Going beyond software license monitoring…
Altair SAO, our software license analytics solution, includes algorithms to analyze denials, categorize them, and ultimately identify “real” or “true” denials related to license count capacity. Denials represent a penalty for not having adequate licenses, principally for user-interactive software, which represents the majority of software usage. Software executed on HPC systems rarely generates denials because job schedulers queue jobs when licenses are not available. Consequently, the penalty for inadequate licenses for batch jobs is “waiting time,” or time spent in the queue when licenses are not available (in addition to waiting for other resources).
Magnitude of the problem
To cite one example, I had inspected a data set with 2.4M software usage records, of which 1.8M were denials. Clearly this would be viewed with alarm. Such “raw” denial counts that include all denials create an impression that many more licenses might be required, which in reality might not be the case. After applying various filters, the resulting denials count associated with license availability was found to be only 50K! If methods for identifying true denials were not available, admins could easily be misguided.
Most license managers issue a denial reason along with the denial. Denial reason text output is not standardized and is left to the software supplier. We classify denials in the following generic categories in order to process and interpret them correctly for the purpose of identifying denials related to capacity:
- OPTfile_EXCLUDE or not in INCLUDE
- OPTfile wrong configuration
- OPTfile invalid host
- User, host, or platform not authorized
- Too many runs per user/host
- Borrow exception
- Version not available/supported
- Feature/product not supported or expired
- Queued request
- Client-server clock difference
- Client time zone not authorized
License managers issue denials under multiple conditions. Some are caused by lack of available licenses, and others are related to access permissions granted to users or some of the other categories described above. Getting a true sense of denials related to available capacity is critical for making prudent licensing decisions, particularly for user-interactive software.

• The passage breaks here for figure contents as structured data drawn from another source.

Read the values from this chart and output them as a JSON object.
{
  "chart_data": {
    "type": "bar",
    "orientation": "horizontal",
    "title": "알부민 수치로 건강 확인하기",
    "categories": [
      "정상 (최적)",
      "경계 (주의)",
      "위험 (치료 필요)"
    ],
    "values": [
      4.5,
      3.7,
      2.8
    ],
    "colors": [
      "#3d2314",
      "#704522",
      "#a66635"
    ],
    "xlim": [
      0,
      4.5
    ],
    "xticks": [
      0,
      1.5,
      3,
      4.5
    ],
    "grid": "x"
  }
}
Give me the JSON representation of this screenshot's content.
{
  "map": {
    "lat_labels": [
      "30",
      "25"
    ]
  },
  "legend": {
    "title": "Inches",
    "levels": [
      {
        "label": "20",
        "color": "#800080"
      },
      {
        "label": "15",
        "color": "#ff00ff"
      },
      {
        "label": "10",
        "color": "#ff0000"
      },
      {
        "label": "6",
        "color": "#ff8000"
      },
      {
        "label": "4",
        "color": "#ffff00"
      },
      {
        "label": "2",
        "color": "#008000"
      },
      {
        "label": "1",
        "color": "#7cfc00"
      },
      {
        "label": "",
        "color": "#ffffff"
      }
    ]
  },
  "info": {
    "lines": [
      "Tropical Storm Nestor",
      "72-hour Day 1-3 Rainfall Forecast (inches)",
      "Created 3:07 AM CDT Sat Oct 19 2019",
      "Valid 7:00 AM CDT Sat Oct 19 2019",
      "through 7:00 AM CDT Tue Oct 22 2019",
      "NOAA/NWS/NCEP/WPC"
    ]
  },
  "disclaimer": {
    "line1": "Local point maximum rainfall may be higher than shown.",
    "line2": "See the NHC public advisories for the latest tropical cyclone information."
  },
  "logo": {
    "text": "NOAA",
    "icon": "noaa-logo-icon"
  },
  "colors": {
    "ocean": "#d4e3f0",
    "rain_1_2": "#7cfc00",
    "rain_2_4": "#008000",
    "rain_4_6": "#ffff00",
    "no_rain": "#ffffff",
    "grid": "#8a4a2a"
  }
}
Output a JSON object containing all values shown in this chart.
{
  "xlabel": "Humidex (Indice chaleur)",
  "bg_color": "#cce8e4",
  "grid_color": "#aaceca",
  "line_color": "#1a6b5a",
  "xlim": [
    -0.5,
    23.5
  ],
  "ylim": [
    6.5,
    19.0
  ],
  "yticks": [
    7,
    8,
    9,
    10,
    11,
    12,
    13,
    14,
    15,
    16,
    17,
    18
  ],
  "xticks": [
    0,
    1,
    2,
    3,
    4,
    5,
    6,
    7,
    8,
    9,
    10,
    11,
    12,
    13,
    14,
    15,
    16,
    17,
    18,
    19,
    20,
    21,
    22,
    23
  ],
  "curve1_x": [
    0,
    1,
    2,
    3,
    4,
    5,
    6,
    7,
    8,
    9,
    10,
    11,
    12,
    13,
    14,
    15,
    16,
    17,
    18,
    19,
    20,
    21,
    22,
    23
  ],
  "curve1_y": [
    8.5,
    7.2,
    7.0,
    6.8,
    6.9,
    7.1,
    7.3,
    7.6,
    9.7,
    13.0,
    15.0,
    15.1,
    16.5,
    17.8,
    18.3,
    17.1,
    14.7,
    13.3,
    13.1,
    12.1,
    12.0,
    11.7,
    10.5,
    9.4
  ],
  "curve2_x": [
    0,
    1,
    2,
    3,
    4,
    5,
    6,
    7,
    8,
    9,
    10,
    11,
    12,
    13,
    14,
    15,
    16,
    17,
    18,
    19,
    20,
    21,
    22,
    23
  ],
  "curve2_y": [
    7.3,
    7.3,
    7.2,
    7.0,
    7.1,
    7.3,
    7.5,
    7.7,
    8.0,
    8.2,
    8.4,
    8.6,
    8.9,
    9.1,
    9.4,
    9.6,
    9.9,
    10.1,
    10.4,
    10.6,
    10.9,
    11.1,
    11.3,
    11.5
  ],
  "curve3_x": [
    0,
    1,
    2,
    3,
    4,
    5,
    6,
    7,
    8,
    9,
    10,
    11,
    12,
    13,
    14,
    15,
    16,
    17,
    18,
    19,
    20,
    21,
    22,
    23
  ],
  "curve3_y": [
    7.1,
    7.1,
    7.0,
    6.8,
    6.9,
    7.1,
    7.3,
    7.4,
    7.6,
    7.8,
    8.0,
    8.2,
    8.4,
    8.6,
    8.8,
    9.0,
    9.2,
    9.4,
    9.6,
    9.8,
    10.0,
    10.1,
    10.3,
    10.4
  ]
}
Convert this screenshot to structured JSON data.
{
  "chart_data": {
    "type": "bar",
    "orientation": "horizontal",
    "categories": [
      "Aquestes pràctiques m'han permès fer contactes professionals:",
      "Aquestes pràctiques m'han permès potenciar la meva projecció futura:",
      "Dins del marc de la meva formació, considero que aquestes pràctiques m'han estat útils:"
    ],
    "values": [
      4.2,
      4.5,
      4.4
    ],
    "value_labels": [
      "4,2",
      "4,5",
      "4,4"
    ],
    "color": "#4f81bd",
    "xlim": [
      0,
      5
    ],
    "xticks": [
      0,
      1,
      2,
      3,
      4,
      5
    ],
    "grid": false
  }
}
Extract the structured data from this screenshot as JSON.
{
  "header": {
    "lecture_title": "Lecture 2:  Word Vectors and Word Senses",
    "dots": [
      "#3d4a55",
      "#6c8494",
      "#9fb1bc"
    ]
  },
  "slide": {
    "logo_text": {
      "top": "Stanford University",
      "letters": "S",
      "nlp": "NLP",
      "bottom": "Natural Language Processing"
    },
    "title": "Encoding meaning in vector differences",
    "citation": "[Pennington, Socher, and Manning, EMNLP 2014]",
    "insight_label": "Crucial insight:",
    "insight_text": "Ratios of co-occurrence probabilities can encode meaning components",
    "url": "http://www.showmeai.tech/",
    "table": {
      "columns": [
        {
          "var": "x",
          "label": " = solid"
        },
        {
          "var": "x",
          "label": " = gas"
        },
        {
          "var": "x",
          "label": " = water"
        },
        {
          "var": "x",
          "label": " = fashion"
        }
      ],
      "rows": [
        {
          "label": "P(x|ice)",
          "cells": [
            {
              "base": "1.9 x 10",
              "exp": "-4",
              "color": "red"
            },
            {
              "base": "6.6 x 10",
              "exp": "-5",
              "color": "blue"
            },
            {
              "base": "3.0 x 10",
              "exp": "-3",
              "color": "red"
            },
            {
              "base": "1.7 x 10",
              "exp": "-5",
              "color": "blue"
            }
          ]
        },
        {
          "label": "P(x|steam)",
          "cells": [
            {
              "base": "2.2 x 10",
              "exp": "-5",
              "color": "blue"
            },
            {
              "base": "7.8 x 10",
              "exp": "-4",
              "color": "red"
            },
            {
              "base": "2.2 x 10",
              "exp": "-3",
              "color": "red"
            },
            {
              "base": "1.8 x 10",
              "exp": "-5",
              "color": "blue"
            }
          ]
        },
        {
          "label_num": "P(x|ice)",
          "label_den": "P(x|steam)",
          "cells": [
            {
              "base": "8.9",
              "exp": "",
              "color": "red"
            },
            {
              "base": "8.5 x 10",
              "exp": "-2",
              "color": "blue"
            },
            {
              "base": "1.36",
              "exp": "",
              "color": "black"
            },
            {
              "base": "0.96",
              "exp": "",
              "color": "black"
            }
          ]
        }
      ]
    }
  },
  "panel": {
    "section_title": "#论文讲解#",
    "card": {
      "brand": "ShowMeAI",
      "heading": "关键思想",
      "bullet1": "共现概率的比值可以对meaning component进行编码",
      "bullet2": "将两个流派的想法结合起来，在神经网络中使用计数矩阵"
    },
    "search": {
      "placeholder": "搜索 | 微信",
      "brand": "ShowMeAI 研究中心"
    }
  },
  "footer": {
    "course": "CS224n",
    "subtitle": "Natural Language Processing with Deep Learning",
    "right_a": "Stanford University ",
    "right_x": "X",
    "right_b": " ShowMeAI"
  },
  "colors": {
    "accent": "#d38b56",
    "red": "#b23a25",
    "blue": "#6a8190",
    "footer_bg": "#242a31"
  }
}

As a first step, it is prudent to eliminate denials resulting from license access privileges denied to users through an option file. Denials are issued if a user attempting to check out a license is not in the “include” group or is in the “exclude” group defined in an option file.
I will describe three different scenarios that call for different methods to compute true denials.
- Impatient users: Most solutions are able to filter out false denials for only one scenario — repeated attempts by a user to check out a license within a certain time period. All denials within a threshold time period are collapsed into 1 denial if there is no successful checkout or collapsed to 0 denials if there is a successful checkout.
The following diagram outlines the approach for filtering out denials encountered by impatient users who make repeated attempts to check out a software license.
- Feature and vendor hopping: If an application is configured to check out licenses from multiple vendor daemons in a given order, and/or there are multiple assets for the same feature in the license file with different license counts, checkout attempts leave a large number of denials in their wake. These need to be identified and filtered out.
- Cascading denials: Some software vendors provide software with varying functionality, going from the least expensive with basic features to most expensive with a full feature set. When a user requests a basic software package and no licenses are available, the license manager looks for the next level of software in the sequence, generating denials as it goes through this search. Analysis of these denial chains is needed while attempting to right-size license counts for less expensive and more expensive software. A typical question asked by admins is, “How many times was a user forced to use more expensive software when a cheaper option was requested?”
Cascading features relationships are not usually available from a license file. These relationships have to be configured so the solution knows which different features checkouts could be related.
These denial chains encountered in (2) and (3) generally happen in rapid succession, typically within a few seconds.
These effective denials computations are tricky and expensive. Estimating true denials that are caused by lack of available licenses is critical for making right-sizing decisions and is also required for SAO’s predictive analytics solution to work correctly.